С этого и начал Иван разговор: и про стычку с жандармами, про Катерину и про Ванду, и какой замечательный малец растет у нее, и как Пьонтек со своими голубями сумел перехитрить коменданта жандармерии, не упомянул лишь о чувстве молодого жандарма Войцека к Ванде…

В разговоре не заметили, как дошли до Владимирской горки. Поднялись по каменным ступеням к высокой чугунной беседке над самой кручей, откуда открывался живописный вид на широкий водный плес и покрытую лесами заднепровскую долину.

Их появление произвело целый переполох в беседке. Несколько пожилых киевлян и две старушки с детьми, недружелюбно глянув на иностранцев, поднялись со скамеек и демонстративно вышли.

— Вот как нас здесь любят, — заметил Щерба, усаживаясь на переднюю, перед самым ограждением, скамеечку. Иван опустился рядом. — Даже дышать одним с нами воздухом не желают.

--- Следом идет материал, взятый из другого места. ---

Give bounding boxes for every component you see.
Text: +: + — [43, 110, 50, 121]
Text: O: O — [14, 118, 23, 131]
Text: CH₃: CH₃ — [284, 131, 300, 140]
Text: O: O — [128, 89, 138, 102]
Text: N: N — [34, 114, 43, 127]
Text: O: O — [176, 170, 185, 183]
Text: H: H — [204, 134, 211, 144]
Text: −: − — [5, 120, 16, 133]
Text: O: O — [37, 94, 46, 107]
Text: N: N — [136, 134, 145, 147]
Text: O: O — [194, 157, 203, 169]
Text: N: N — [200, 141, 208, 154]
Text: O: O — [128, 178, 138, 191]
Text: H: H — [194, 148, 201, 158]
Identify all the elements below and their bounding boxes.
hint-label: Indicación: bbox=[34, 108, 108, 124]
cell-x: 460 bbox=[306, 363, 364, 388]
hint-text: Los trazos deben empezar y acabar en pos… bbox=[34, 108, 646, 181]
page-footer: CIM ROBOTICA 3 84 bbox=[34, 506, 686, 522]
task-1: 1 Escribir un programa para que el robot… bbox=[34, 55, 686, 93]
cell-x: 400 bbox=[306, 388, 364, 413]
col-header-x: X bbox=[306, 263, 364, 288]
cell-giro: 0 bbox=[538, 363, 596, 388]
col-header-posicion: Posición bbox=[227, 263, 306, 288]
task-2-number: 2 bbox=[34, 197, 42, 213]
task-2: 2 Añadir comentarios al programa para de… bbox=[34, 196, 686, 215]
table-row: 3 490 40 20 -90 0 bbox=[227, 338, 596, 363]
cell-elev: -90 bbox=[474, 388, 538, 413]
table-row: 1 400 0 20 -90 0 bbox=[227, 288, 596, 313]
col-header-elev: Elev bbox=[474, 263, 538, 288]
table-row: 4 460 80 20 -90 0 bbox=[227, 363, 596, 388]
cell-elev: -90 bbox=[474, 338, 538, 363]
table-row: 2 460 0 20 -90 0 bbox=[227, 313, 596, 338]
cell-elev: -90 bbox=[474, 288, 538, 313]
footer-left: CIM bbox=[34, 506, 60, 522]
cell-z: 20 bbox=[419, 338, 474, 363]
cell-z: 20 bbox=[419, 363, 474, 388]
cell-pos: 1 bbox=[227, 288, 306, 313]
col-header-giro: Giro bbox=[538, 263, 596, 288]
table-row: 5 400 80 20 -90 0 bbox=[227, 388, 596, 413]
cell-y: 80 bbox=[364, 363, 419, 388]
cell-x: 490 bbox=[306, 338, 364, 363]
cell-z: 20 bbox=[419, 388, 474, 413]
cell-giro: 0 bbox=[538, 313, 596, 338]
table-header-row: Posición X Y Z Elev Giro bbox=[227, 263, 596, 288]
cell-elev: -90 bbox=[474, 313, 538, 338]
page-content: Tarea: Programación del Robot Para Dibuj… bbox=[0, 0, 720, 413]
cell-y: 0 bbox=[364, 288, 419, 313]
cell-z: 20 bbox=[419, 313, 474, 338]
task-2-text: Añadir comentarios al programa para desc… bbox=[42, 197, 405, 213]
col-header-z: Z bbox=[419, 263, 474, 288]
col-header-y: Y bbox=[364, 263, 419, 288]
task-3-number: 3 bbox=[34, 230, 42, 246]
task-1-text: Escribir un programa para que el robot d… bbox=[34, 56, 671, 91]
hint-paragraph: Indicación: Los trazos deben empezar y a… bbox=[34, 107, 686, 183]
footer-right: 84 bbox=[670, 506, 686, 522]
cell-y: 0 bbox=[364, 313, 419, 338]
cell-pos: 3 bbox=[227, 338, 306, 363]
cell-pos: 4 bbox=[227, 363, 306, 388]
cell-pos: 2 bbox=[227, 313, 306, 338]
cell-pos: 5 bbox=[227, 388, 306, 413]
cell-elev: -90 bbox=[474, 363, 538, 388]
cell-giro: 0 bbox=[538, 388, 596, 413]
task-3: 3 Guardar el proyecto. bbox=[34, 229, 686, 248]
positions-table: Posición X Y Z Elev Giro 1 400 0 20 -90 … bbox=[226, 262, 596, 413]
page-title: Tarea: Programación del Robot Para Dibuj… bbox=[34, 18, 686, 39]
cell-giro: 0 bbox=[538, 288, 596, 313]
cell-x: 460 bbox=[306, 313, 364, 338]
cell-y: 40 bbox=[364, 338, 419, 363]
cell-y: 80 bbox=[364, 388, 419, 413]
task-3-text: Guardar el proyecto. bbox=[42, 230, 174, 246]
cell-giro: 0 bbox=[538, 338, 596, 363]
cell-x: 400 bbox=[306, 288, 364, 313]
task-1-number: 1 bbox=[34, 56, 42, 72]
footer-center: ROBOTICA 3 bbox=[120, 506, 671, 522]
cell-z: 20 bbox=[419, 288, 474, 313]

А Центральная рада выпускает один за другим универсалы, в которых, рассыпаясь перед украинским народом в бесконечных демагогических посулах, ни словом не поминает о тех, на чьих штыках она держится. Демагогия — главный козырь их политики.

— А что это такое, демагогия? — заинтересовался Иван.

— Лицемерие. Обман, — ответил Щерба. — На словах одно, а на деле другое. Впрочем, — он огляделся вокруг, даже наклонился, заглянул за ограждение беседки и закончил шепотом: — Ни слова про политику. Лучше я гляну на ваше письмо. Можно его распечатать?

— Пожалуйста, пожалуйста, Михайло, — даже обрадовался Юркович. — Может, там какие погрешности найдешь. Потому что, сам знаешь, какой из меня писака. Что люди подсказывали, то и записал.